Selective and opportunistic shopping for new spinoffs could have done even better than the index. The ETF doesn't incorporate new spinoffs until the shares have been public for at least six months. This means entering a bit late to fully enjoy the "discovery phase" of the new security, particularly with so many edge-seeking players grabbing hold relatively quickly.

Consider a few recent prominent spins. TripAdvisor (TRIP), distributed by Expedia (EXPE), was featured favorably here on Dec. 12 and raced higher by more than 25% into early February before settling back a bit. Ralcorp Holdings (RAH) just cut loose Post Cereal (POST), whose shares are up more than 15% in its few weeks of independence.

One coming spin to watch: Sara Lee (SLE) is due to spin its coffee and tea operations—with nice profit margins, an excellent market position in Europe and an attractive Senseo single-serve-coffee machine line—by midyear. Sara Lee has experience in spins, and though the coffee business will be domiciled and listed in Amsterdam, investors will get a one-time $3-per-share dividend upon completion and the deal will most likely result in the pieces summing to more than the current Sara Lee share price.

AS THE STOCK MARKET TRUDGES higher as if on caterpillar tracks, many observers here and elsewhere continue to anticipate a pause or retrenchment.
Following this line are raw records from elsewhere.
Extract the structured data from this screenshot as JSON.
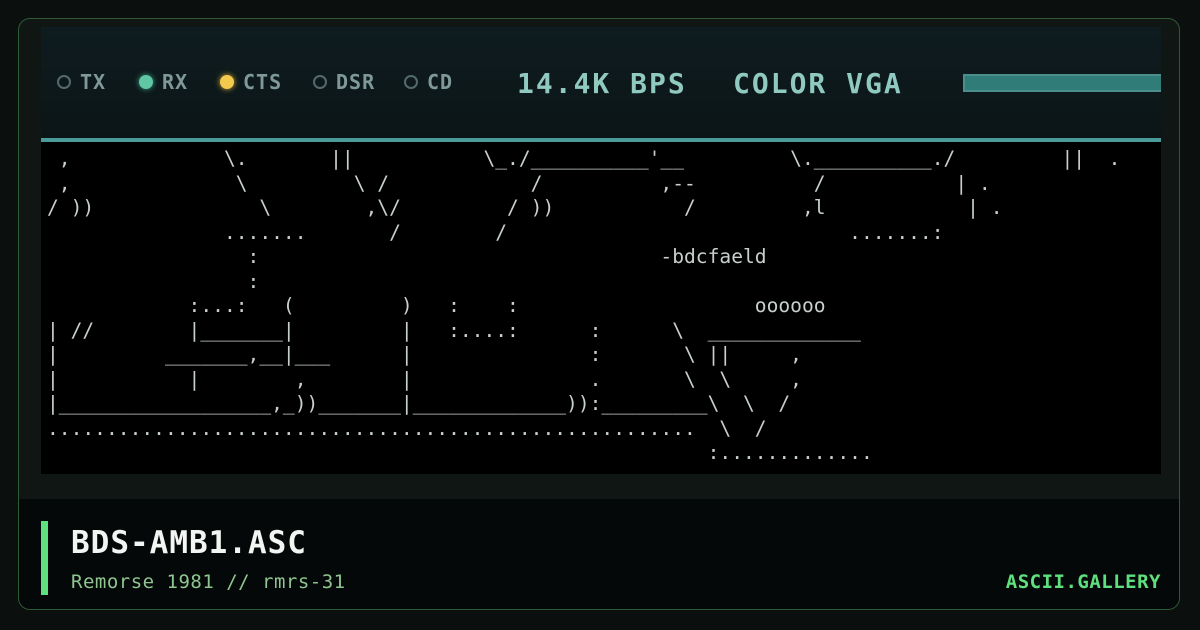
{
  "indicators": [
    {
      "label": "TX",
      "state": "off"
    },
    {
      "label": "RX",
      "state": "on",
      "color": "#5fc7a4"
    },
    {
      "label": "CTS",
      "state": "on",
      "color": "#f3c94e"
    },
    {
      "label": "DSR",
      "state": "off"
    },
    {
      "label": "CD",
      "state": "off"
    }
  ],
  "status": {
    "speed": "14.4K BPS",
    "display_mode": "COLOR VGA"
  },
  "meter_level": 1.0,
  "art": {
    "text": " ,             \\.       ||           \\_./__________'__         \\.__________./         ||  .\n ,              \\         \\ /            /          ,--          /           | .\n/ ))              \\        ,\\/         / ))           /         ,l            | .\n               .......       /        /                             .......:\n                 :                                  -bdcfaeld\n                 :\n            :...:   (         )   :    :                    oooooo\n| //        |_______|         |   :....:      :      \\  _____________\n|         _______,__|___      |               :       \\ ||     ,\n|           |        ,        |               .       \\  \\     ,\n|__________________,_))_______|_____________)):_________\\  \\  /\n.......................................................  \\  /\n                                                        :.............\n"
  },
  "footer": {
    "title": "BDS-AMB1.ASC",
    "subtitle": "Remorse 1981 // rmrs-31",
    "brand": "ASCII.GALLERY"
  },
  "colors": {
    "accent": "#5fe07e",
    "status_text": "#8fc9c0",
    "screen_bg": "#000000"
  }
}
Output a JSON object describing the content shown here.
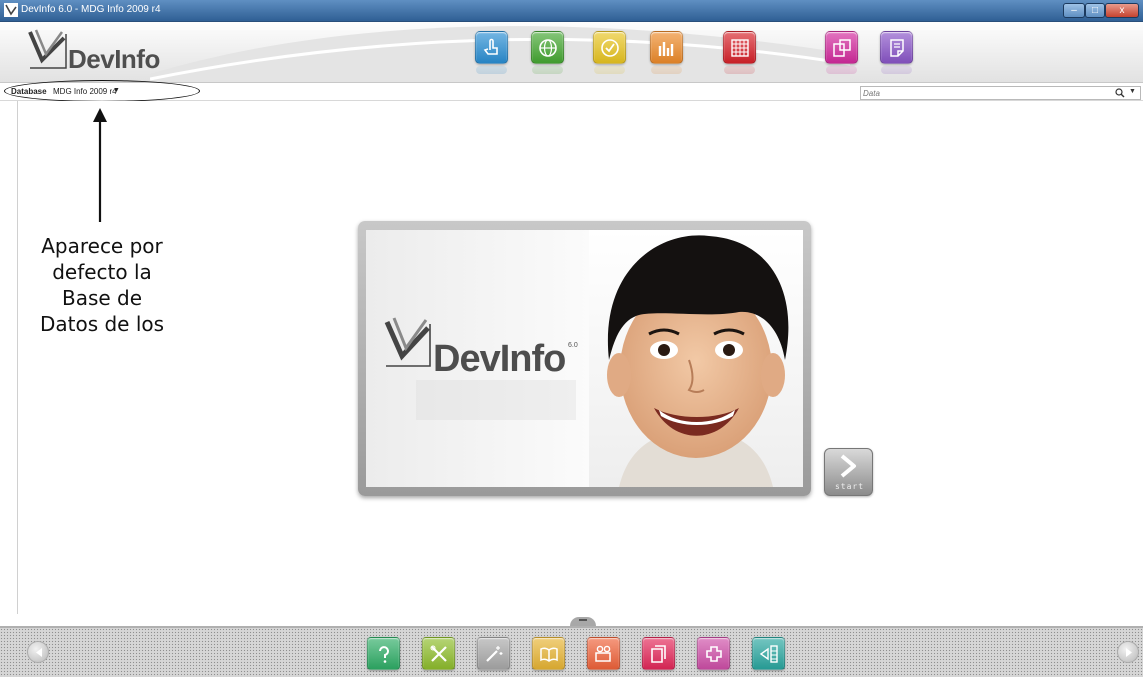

The case for a market pullback—no longer dirt-cheap stocks, uneven profit growth and susceptibility to "financial accidents"—remains in place. It feels like this time last year, which is only a real problem if we get a nasty jolt, as we did back then from Europe, the Middle East and Europe almost at once.

As we near the third anniversary of the climactic financial-crisis market low, we still haven't seen a true greed-propelled rush into the market by the masses. Maybe we won't get one. On the S&P 500's way from 676 to 1370 (for the second time in a year last week), the tape has been tested twice by near-20% setbacks, which has kept many investors from getting too comfortable.

One thing that does offer comfort to contrarians is that every time a statistical study is featured here hinting that stocks are in a pattern implying attractive further ultimate upside, the boo birds squawk that the past means nothing, that we are in a time untethered to market history.

Maybe so. And, for sure, this sort of almanac guidance failed last year, the third year of the presidential term. But here's one anyway: John K. Harris (www. thewallstreettrafficlight.com) points out that this year, and in 17 prior years since 1935, January and February together produced a gain of at least 6% (it was 8.4% this year). Of the earlier instances, the average full-year return was over 27%, the median better than 31%, and in 15 of those 17 the year's ultimate low came in January.

The big, bad exception was 1987, a year that finished positive but in a way that very few investors would like to see repeated.